Valor econômico, v. 16, n. 3943, 16/02/2015. Empresas, p. B3

Plano de recuperação está perto da definição

Na iminência do fim do prazo útil para elaboração de um acordo para a recuperação do rio Doce, o governo espera concluir nos próximos dias os termos do acordo para que uma fundação instituída por Vale, BHP Billiton e Samarco comece a executar as ações socioambientais e socioeconômicas para recuperação da região atingida pelo rompimento da barragem de Fundão, da Samarco, em Mariana (MG), em novembro de 2015.

Esta semana é considerada decisiva para o "ajuste fino" das propostas elaboradas por governo federal, Minas Gerais, Espírito Santo, Ministério Público, Ibama e as três empresas. A avaliação é de que por se tratar de uma situação excepcional - "o maior desastre ambiental registrado no país" - deve-se buscar uma alternativa a soluções tradicionais voltadas para disputas contenciosas. A expectativa é que um acordo seja firmado ainda este mês.
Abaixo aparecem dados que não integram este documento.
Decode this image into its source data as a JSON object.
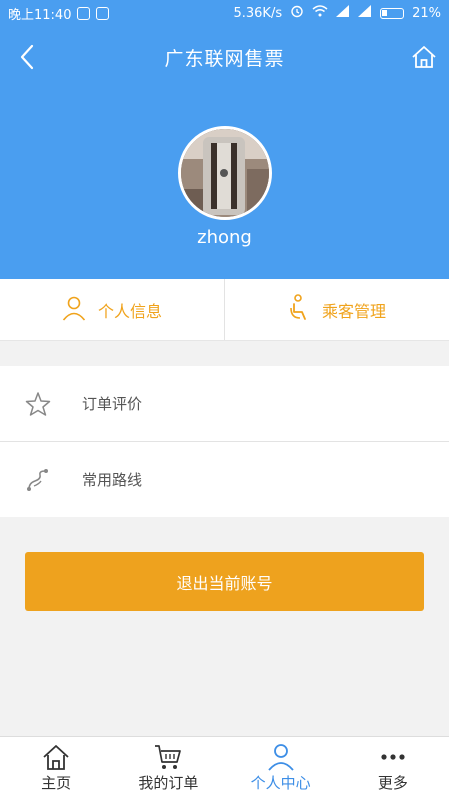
{
  "status_bar": {
    "time": "晚上11:40",
    "network_speed": "5.36K/s",
    "battery": "21%"
  },
  "header": {
    "title": "广东联网售票",
    "username": "zhong"
  },
  "quick_actions": [
    {
      "label": "个人信息",
      "icon": "user-icon"
    },
    {
      "label": "乘客管理",
      "icon": "passenger-icon"
    }
  ],
  "menu": [
    {
      "label": "订单评价",
      "icon": "star-icon"
    },
    {
      "label": "常用路线",
      "icon": "route-icon"
    }
  ],
  "logout_label": "退出当前账号",
  "tabbar": {
    "active": "个人中心",
    "tabs": [
      {
        "label": "主页",
        "icon": "home-icon"
      },
      {
        "label": "我的订单",
        "icon": "cart-icon"
      },
      {
        "label": "个人中心",
        "icon": "person-icon"
      },
      {
        "label": "更多",
        "icon": "more-icon"
      }
    ]
  },
  "colors": {
    "header_blue": "#4a9ef0",
    "accent_orange": "#eea21e",
    "active_tab_blue": "#3d8ee6"
  }
}
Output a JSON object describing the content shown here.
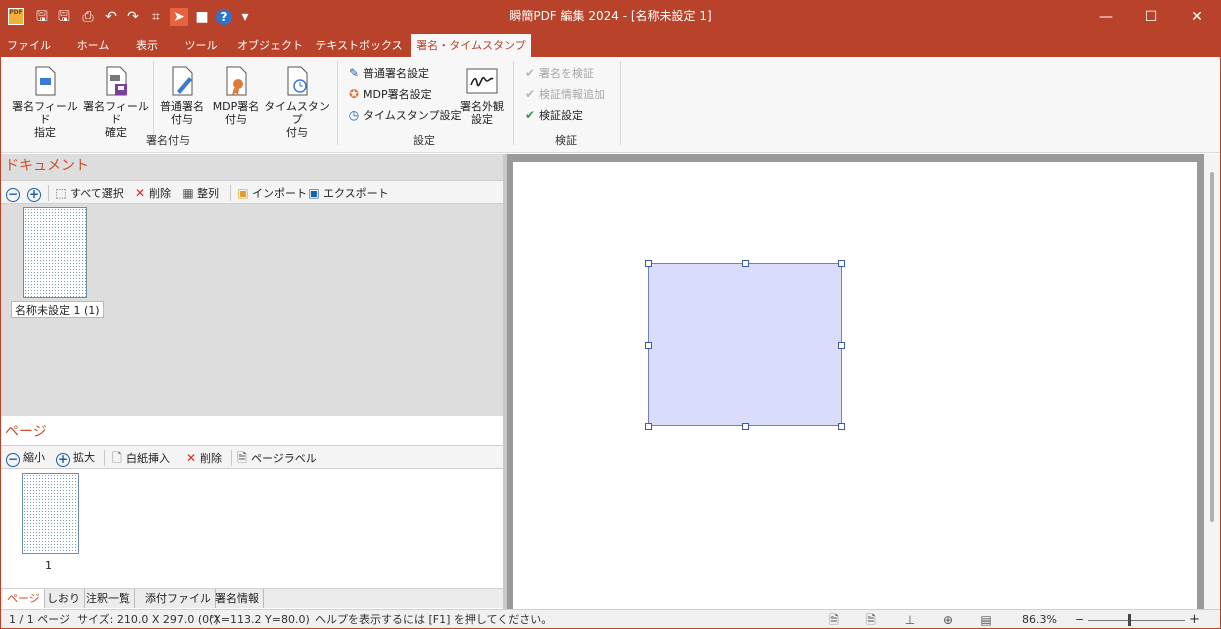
{
  "app": {
    "title": "瞬簡PDF 編集 2024 - [名称未設定 1]",
    "logo_text": "PDF"
  },
  "quick_access": [
    {
      "name": "save-icon",
      "glyph": "🖫"
    },
    {
      "name": "save-as-icon",
      "glyph": "🖫"
    },
    {
      "name": "print-icon",
      "glyph": "⎙"
    },
    {
      "name": "undo-icon",
      "glyph": "↶"
    },
    {
      "name": "redo-icon",
      "glyph": "↷"
    },
    {
      "name": "select-text-icon",
      "glyph": "⌗"
    },
    {
      "name": "pointer-icon",
      "glyph": "➤"
    },
    {
      "name": "rectangle-select-icon",
      "glyph": "■"
    },
    {
      "name": "help-icon",
      "glyph": "?"
    },
    {
      "name": "customize-qat-icon",
      "glyph": "▾"
    }
  ],
  "window_controls": {
    "minimize": "—",
    "maximize": "☐",
    "close": "✕"
  },
  "tabs": [
    "ファイル",
    "ホーム",
    "表示",
    "ツール",
    "オブジェクト",
    "テキストボックス",
    "署名・タイムスタンプ"
  ],
  "active_tab": "署名・タイムスタンプ",
  "ribbon": {
    "sign_group": {
      "label": "署名付与",
      "buttons": [
        {
          "label": "署名フィールド\n指定",
          "icon": "signature-field-icon"
        },
        {
          "label": "署名フィールド\n確定",
          "icon": "signature-field-confirm-icon"
        },
        {
          "label": "普通署名\n付与",
          "icon": "normal-signature-icon"
        },
        {
          "label": "MDP署名\n付与",
          "icon": "mdp-signature-icon"
        },
        {
          "label": "タイムスタンプ\n付与",
          "icon": "timestamp-icon"
        }
      ]
    },
    "settings_group": {
      "label": "設定",
      "small_buttons": [
        "普通署名設定",
        "MDP署名設定",
        "タイムスタンプ設定"
      ],
      "appearance_button": "署名外観\n設定"
    },
    "verify_group": {
      "label": "検証",
      "small_buttons": [
        {
          "label": "署名を検証",
          "enabled": false
        },
        {
          "label": "検証情報追加",
          "enabled": false
        },
        {
          "label": "検証設定",
          "enabled": true
        }
      ]
    }
  },
  "document_panel": {
    "title": "ドキュメント",
    "toolbar": [
      "すべて選択",
      "削除",
      "整列",
      "インポート",
      "エクスポート"
    ],
    "thumbnail_label": "名称未設定 1 (1)"
  },
  "page_panel": {
    "title": "ページ",
    "toolbar": [
      "縮小",
      "拡大",
      "白紙挿入",
      "削除",
      "ページラベル"
    ],
    "page_number": "1"
  },
  "bottom_tabs": [
    "ページ",
    "しおり",
    "注釈一覧",
    "添付ファイル",
    "署名情報"
  ],
  "status": {
    "page": "1 / 1 ページ",
    "size": "サイズ: 210.0 X 297.0 (0°)",
    "coords": "(X=113.2 Y=80.0)",
    "help": "ヘルプを表示するには [F1] を押してください。",
    "zoom": "86.3%",
    "zoom_minus": "−",
    "zoom_plus": "+"
  },
  "colors": {
    "accent": "#b8432a",
    "panel_title": "#d24b2c",
    "shape_fill": "#dadcfb",
    "shape_border": "#6e7fc7"
  }
}
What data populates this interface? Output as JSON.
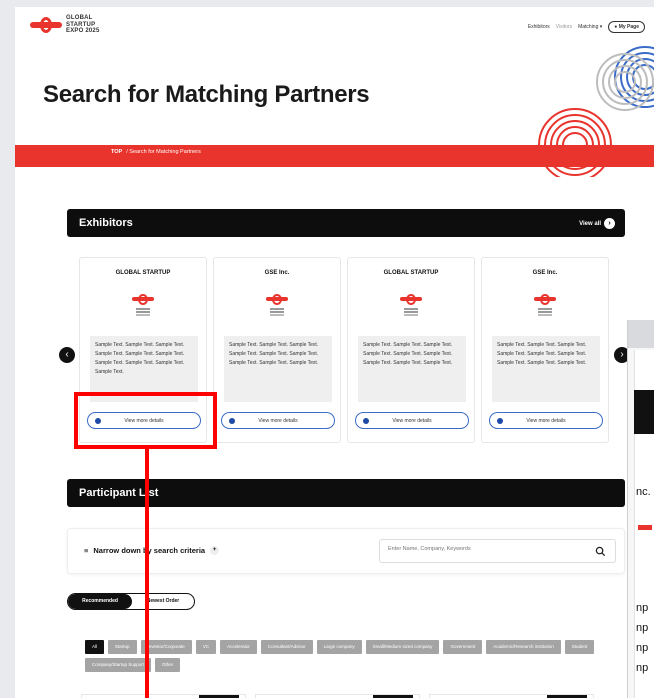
{
  "header": {
    "logo_text": [
      "GLOBAL",
      "STARTUP",
      "EXPO 2025"
    ],
    "nav": [
      "Exhibitors",
      "Visitors",
      "Matching",
      "My Page"
    ]
  },
  "hero": {
    "title": "Search for Matching Partners"
  },
  "breadcrumb": {
    "top": "TOP",
    "current": "Search for Matching Partners"
  },
  "exhibitors": {
    "title": "Exhibitors",
    "view_all": "View all",
    "cards": [
      {
        "name": "GLOBAL STARTUP",
        "desc": "Sample Text. Sample Text. Sample Text. Sample Text. Sample Text. Sample Text. Sample Text. Sample Text. Sample Text. Sample Text.",
        "button": "View more details"
      },
      {
        "name": "GSE Inc.",
        "desc": "Sample Text. Sample Text. Sample Text. Sample Text. Sample Text. Sample Text. Sample Text. Sample Text. Sample Text.",
        "button": "View more details"
      },
      {
        "name": "GLOBAL STARTUP",
        "desc": "Sample Text. Sample Text. Sample Text. Sample Text. Sample Text. Sample Text. Sample Text. Sample Text. Sample Text.",
        "button": "View more details"
      },
      {
        "name": "GSE Inc.",
        "desc": "Sample Text. Sample Text. Sample Text. Sample Text. Sample Text. Sample Text. Sample Text. Sample Text. Sample Text.",
        "button": "View more details"
      }
    ]
  },
  "participants": {
    "title": "Participant List",
    "narrow": "Narrow down by search criteria",
    "search_placeholder": "Enter Name, Company, Keywords",
    "sort": [
      "Recommended",
      "Newest Order"
    ],
    "tags": [
      "All",
      "Startup",
      "Investor/Corporate",
      "VC",
      "Accelerator",
      "Consultant/Advisor",
      "Large company",
      "Small/Medium sized company",
      "Government",
      "Academic/Research institution",
      "Student",
      "Company/Startup Support",
      "Other"
    ]
  },
  "overlay": {
    "lines": [
      "nc.",
      "np",
      "np",
      "np",
      "np"
    ]
  },
  "colors": {
    "brand_red": "#e8342c",
    "link_blue": "#3b6cc8",
    "highlight": "#ff0000"
  }
}
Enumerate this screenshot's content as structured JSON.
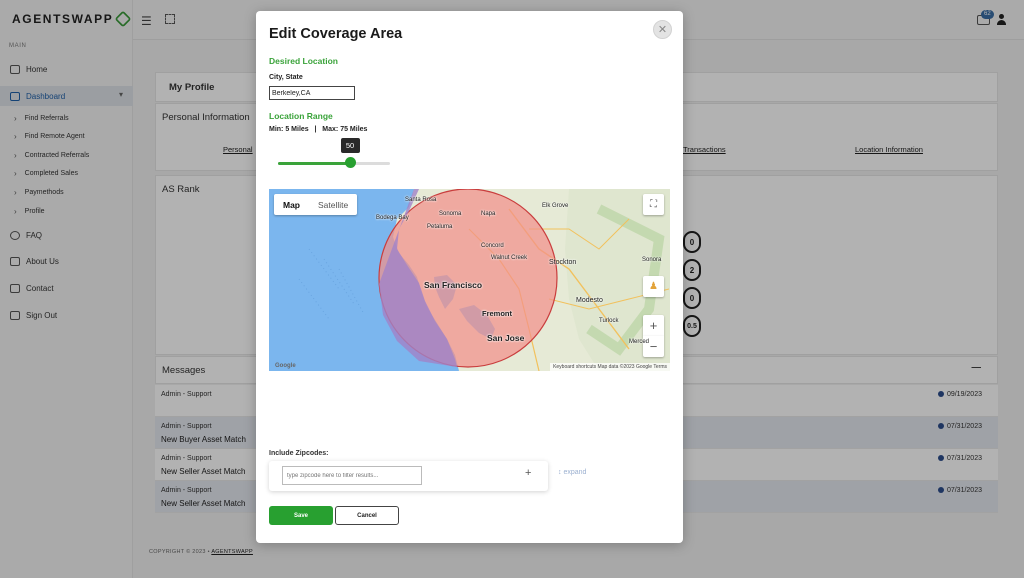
{
  "app": {
    "logo_text": "AGENTSWAPP"
  },
  "sidebar": {
    "section_label": "MAIN",
    "items": [
      {
        "label": "Home"
      },
      {
        "label": "Dashboard"
      },
      {
        "label": "FAQ"
      },
      {
        "label": "About Us"
      },
      {
        "label": "Contact"
      },
      {
        "label": "Sign Out"
      }
    ],
    "subitems": [
      {
        "label": "Find Referrals"
      },
      {
        "label": "Find Remote Agent"
      },
      {
        "label": "Contracted Referrals"
      },
      {
        "label": "Completed Sales"
      },
      {
        "label": "Paymethods"
      },
      {
        "label": "Profile"
      }
    ]
  },
  "topbar": {
    "inbox_badge": "62"
  },
  "profile": {
    "title": "My Profile",
    "personal_info_heading": "Personal Information",
    "tab_personal": "Personal",
    "tab_transactions": "Transactions",
    "tab_location": "Location Information",
    "as_rank_heading": "AS Rank",
    "rank_values": [
      "0",
      "2",
      "0",
      "0.5"
    ]
  },
  "messages": {
    "heading": "Messages",
    "collapse_symbol": "—",
    "rows": [
      {
        "sender": "Admin - Support",
        "subject": "",
        "date": "09/19/2023"
      },
      {
        "sender": "Admin - Support",
        "subject": "New Buyer Asset Match",
        "date": "07/31/2023"
      },
      {
        "sender": "Admin - Support",
        "subject": "New Seller Asset Match",
        "date": "07/31/2023"
      },
      {
        "sender": "Admin - Support",
        "subject": "New Seller Asset Match",
        "date": "07/31/2023"
      }
    ]
  },
  "footer": {
    "copyright": "COPYRIGHT © 2023 •",
    "brand_link": "AGENTSWAPP"
  },
  "modal": {
    "title": "Edit Coverage Area",
    "close_symbol": "✕",
    "desired_location_heading": "Desired Location",
    "city_state_label": "City, State",
    "city_state_value": "Berkeley,CA",
    "location_range_heading": "Location Range",
    "range_text": "Min: 5 Miles   |   Max: 75 Miles",
    "slider": {
      "min": 5,
      "max": 75,
      "value": 50
    },
    "slider_value_label": "50",
    "map": {
      "map_tab": "Map",
      "satellite_tab": "Satellite",
      "zoom_in": "+",
      "zoom_out": "−",
      "google_logo": "Google",
      "attribution": "Keyboard shortcuts    Map data ©2023 Google    Terms",
      "cities": [
        "Santa Rosa",
        "Petaluma",
        "Napa",
        "Sonoma",
        "Elk Grove",
        "Concord",
        "Walnut Creek",
        "Stockton",
        "San Francisco",
        "Fremont",
        "San Jose",
        "Modesto",
        "Turlock",
        "Merced",
        "Sonora",
        "Bodega Bay"
      ]
    },
    "include_zipcodes_label": "Include Zipcodes:",
    "zip_placeholder": "type zipcode here to filter results...",
    "zip_add_symbol": "+",
    "expand_label": "expand",
    "save_label": "Save",
    "cancel_label": "Cancel"
  }
}
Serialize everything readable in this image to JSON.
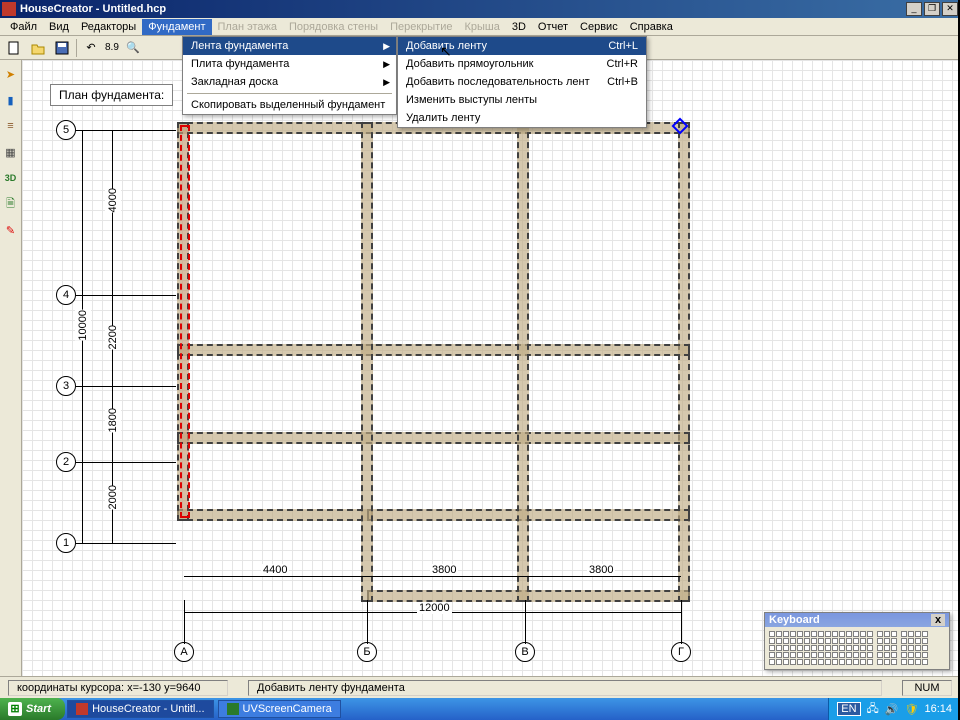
{
  "window": {
    "title": "HouseCreator - Untitled.hcp"
  },
  "menubar": {
    "file": "Файл",
    "view": "Вид",
    "editors": "Редакторы",
    "foundation": "Фундамент",
    "floorplan": "План этажа",
    "wallorder": "Порядовка стены",
    "slab": "Перекрытие",
    "roof": "Крыша",
    "td": "3D",
    "report": "Отчет",
    "service": "Сервис",
    "help": "Справка"
  },
  "toolbar": {
    "scale": "8.9"
  },
  "plan_label": "План фундамента:",
  "dropdown": {
    "strip_foundation": "Лента фундамента",
    "slab_foundation": "Плита фундамента",
    "mortgage_board": "Закладная доска",
    "copy_selected": "Скопировать выделенный фундамент"
  },
  "submenu": {
    "add_strip": "Добавить ленту",
    "add_strip_sc": "Ctrl+L",
    "add_rect": "Добавить прямоугольник",
    "add_rect_sc": "Ctrl+R",
    "add_seq": "Добавить последовательность лент",
    "add_seq_sc": "Ctrl+B",
    "edit_ledges": "Изменить выступы ленты",
    "delete_strip": "Удалить ленту"
  },
  "dimensions": {
    "v1": "4000",
    "v2": "2200",
    "v3": "1800",
    "v4": "2000",
    "v_total": "10000",
    "h1": "4400",
    "h2": "3800",
    "h3": "3800",
    "h_total": "12000"
  },
  "axes": {
    "num1": "1",
    "num2": "2",
    "num3": "3",
    "num4": "4",
    "num5": "5",
    "letA": "А",
    "letB": "Б",
    "letC": "В",
    "letD": "Г"
  },
  "status": {
    "coords": "координаты курсора: х=-130 y=9640",
    "action": "Добавить ленту фундамента",
    "num": "NUM"
  },
  "taskbar": {
    "start": "Start",
    "app1": "HouseCreator - Untitl...",
    "app2": "UVScreenCamera",
    "lang": "EN",
    "time": "16:14"
  },
  "keyboard_float": {
    "title": "Keyboard",
    "close": "x"
  }
}
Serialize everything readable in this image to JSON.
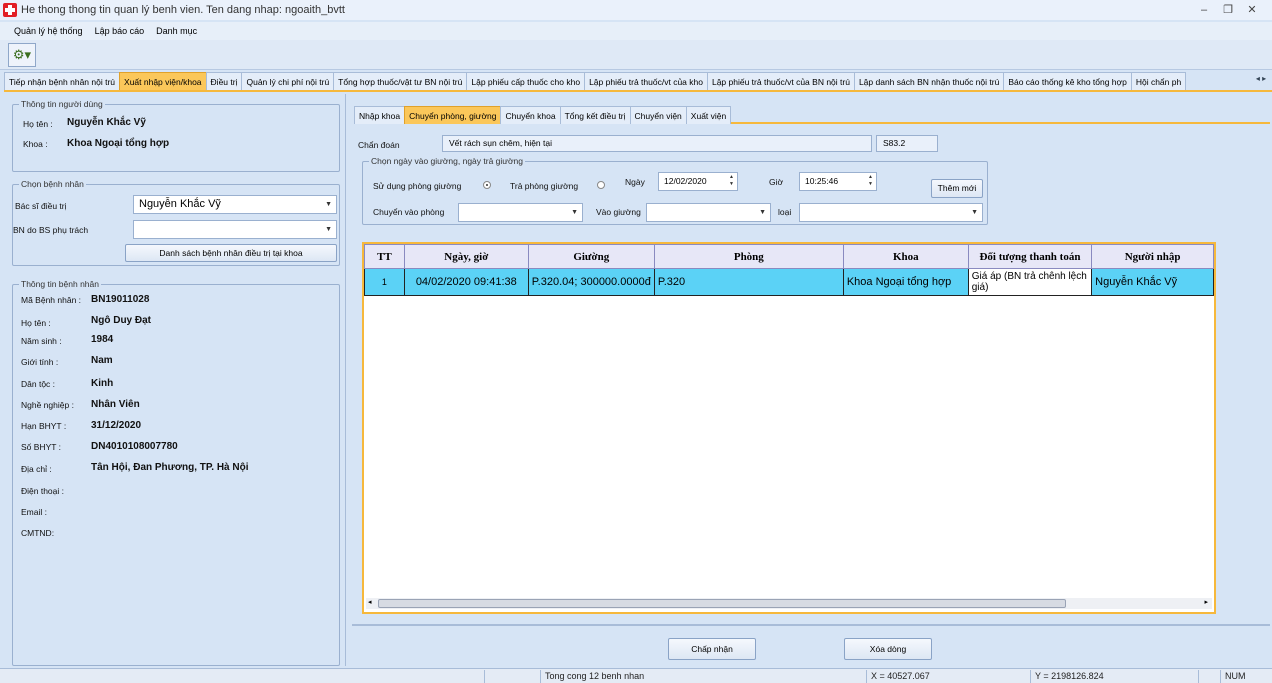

A fundação a ser instituída, sob fiscalização do poder público em todas as esferas e com participação de representantes da sociedade civil, será responsável pela execução das medidas de reparação, diretamente relacionadas à tragédia, e de compensação, que podem contribuir para uma maior e mais rápida restauração ambiental. Essas ações foram estimadas em R$ 20 bilhões na ação civil pública. Pela extensão da ação civil pública ajuizada pela AGU, todas as demais, em diferentes instâncias, devem ser englobadas.

O montante de recursos pode ser revisto, a depender da qualidade e velocidade desenvolvidas pelas empresas. Igualmente flexível é o prazo de dez anos para a execução do programa de recuperação. Uma auditoria independente também seria contratada pela fundação, pelos termos atuais do acordo. Enquanto a fundação não for formalmente criada, as medidas emergenciais já estabelecidas devem ser executadas diretamente pelas empresas.

"Depende muito de como a empresa vai gerenciar, mas muito também da capacidade de resiliência do meio ambiente. O meio ambiente não é uma ciência exata. A gente tem que dar meios para essa capacidade de resiliência. O processo é dinâmico, e a extensão integral dos danos a gente ainda vai levar anos para saber", disse ao Valor o procurador-geral federal da Advocacia-Geral da União (AGU), Renato Vieira, quem assinou a ação de R$ 20 bilhões ajuizada contra as três empresas. "Dentro de uma lógica dinâmica, um acordo também será dinâmico, terá flexibilidade para definir novas medidas compensatórias, novas ações compensatórias. É um processo bastante complexo e inédito."

De acordo com a AGU, há um alinhamento na proposta entre governo federal e Estados de Minas Gerais e Espírito Santo, a integral reparação do dano é inegociável pelo governo federal e as pretensões relacionadas à recomposição socioeconômicas da região estão contempladas no acordo.

O conteúdo e a extensão de alguns dos programas - 19 socioambientais e 19 socioeconômicos - são questões que ainda emperram o acordo, embora o governo federal procure manifestar otimismo em relação às tratativas. Um exemplo consensual é o programa de restauração de nascentes soterradas, mas ainda se discute se apenas os olhos dágua soterrados serão restaurados. Nesse caso, o entendimento é que diversos outros olhos dágua da bacia do rio Doce que venham a ser restaurados contribuiriam para a capacidade de resiliência do rio como um todo.

Uma outra frente nesse processo de discussão é o plano de recuperação ambiental que a Samarco tem que entregar ao Ibama. A primeira versão foi rejeitada pela equipe técnica do órgão ambiental em fins de janeiro, que teria considerado o plano genérico e sem metas.

A nova versão será protocolada no Ibama amanhã. O plano foi desenvolvido pela consultoria Golder Associates e está dividido em três eixos. O primeiro concentra esforços entre a barragem de Fundão e o reservatório da usina de Candonga e abrange obras de engenharia já em curso, como diques, reconstituição das margens e calhas dos rios, além da dragagem do reservatório da usina de Candonga.

O segundo trecho vai da usina de Candonga até a foz do rio Doce e o terceiro considera a zona costeira. O plano prevê, por exemplo, monitoramento da qualidade da água e a avaliação dos impactos do acidente nas áreas de reprodução de tartarugas e nos manguezais.

Da parte das empresas, os principais questionamentos se referem a medidas de compensação que, na avaliação delas, fogem do alcance de responsabilidade do setor privado, como prestação de serviços associados a saneamento básico. Já o governo entende que não cabem na proposta de acordo em curso interesses essencialmente privados, como ressarcimento de prejuízos decorrentes de perdas do setor hoteleiro na região no período de festas de fim de ano.